By Marly Koleno
Despite the misleading name, peanuts aren’t even actual nuts. Peanuts grow underground, unlike most other nuts such as almonds, pistachios, and walnuts. Originating in South America around 3,500 years ago, peanuts have become a tasty incorporation into many snacks and recipes. With such popularity, it’s no surprise peanuts were made into a national holiday; every September 13th.
Harvesting peanuts used to be a difficult and unwanted task for farmers due to lack of farming technology, but their popularity began to grow around the time of the Civil War. The salty taste grew on the soldiers, as well as PT Barnum’s traveling circus. It didn’t take long for peanuts to become a staple in many of our favorite foods today. You’ll see them all over store shelves, ballgames, ingredient lists, and possibly one’s allergy restrictions. Although they are everywhere, peanuts are the number one allergy among children and the second most common among adults.

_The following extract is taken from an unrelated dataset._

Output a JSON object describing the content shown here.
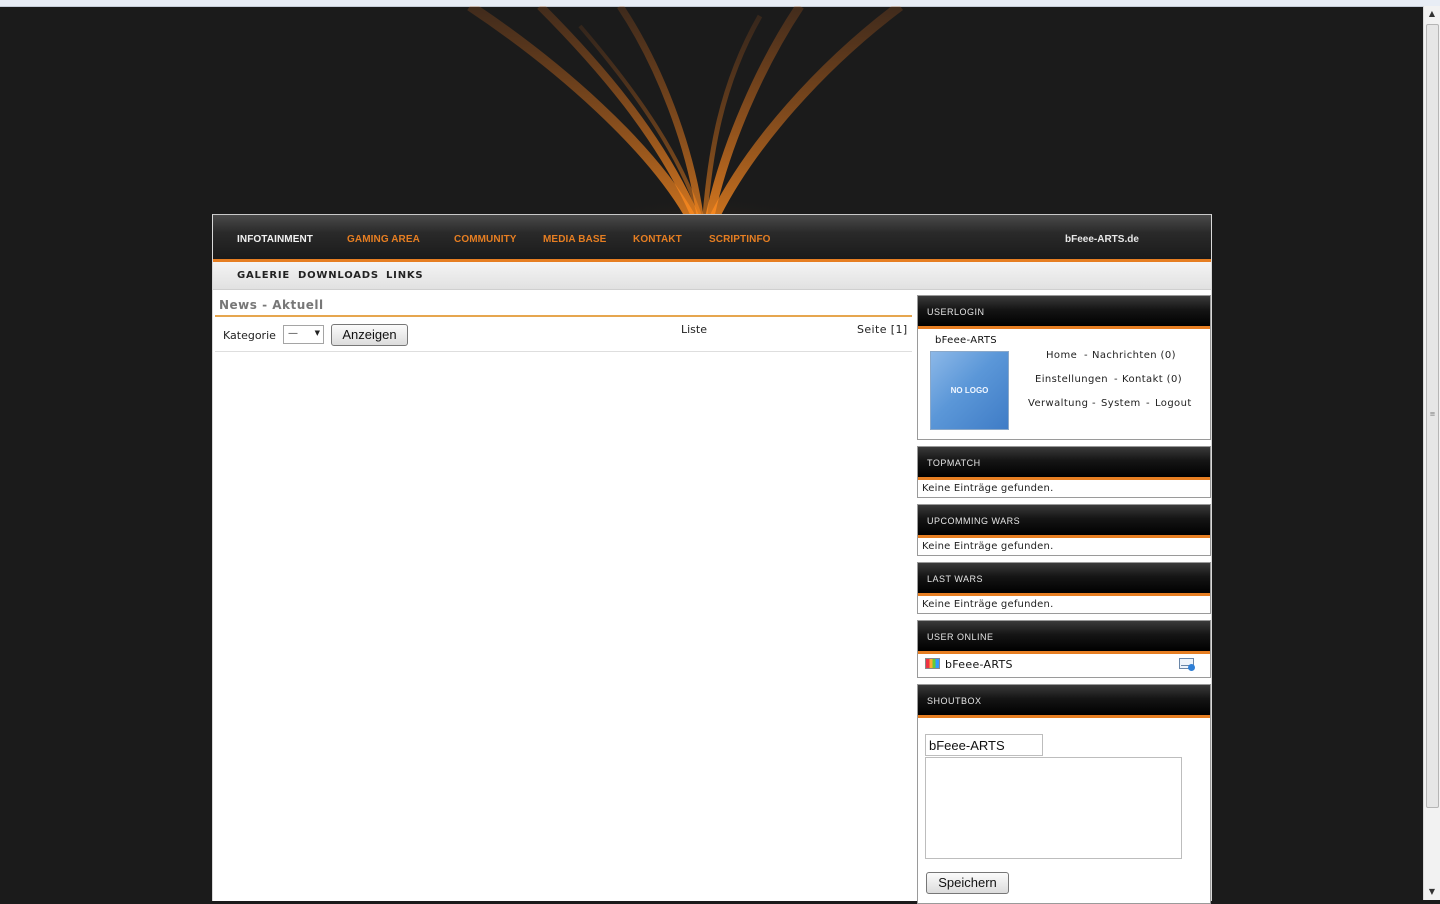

Some may wonder, why is there a national holiday for these nuts many cannot even consume? Peanuts actually had a large impact on America’s economical success, especially in the South when the boll weevil beetle started to destroy farmer’s crops. Dr. George Washington Carver didn’t spend a lot of time researching the peanut before he urged farmers to diversify into its uses. He published his research in 1916 and titled it, “How to Grow the Peanut and 105 Ways to Prepare it for Human Consumption.” One hundred years later, we still use Dr. Carver’s research on peanuts in our foods, cosmetics, household products, medicines, and more.
With only a few more days before the special day for this ground nut, it’s important to know the history and importance of this “sort of” nut. Peanuts became of importance to America from the moment they were discovered, and they will continue their significance as time goes on. So go out to a ballgame, make a PB&J, or simply celebrate the economical and personal successes this nut has brought to us on Tuesday, September 13th. If you’re not allergic, of course.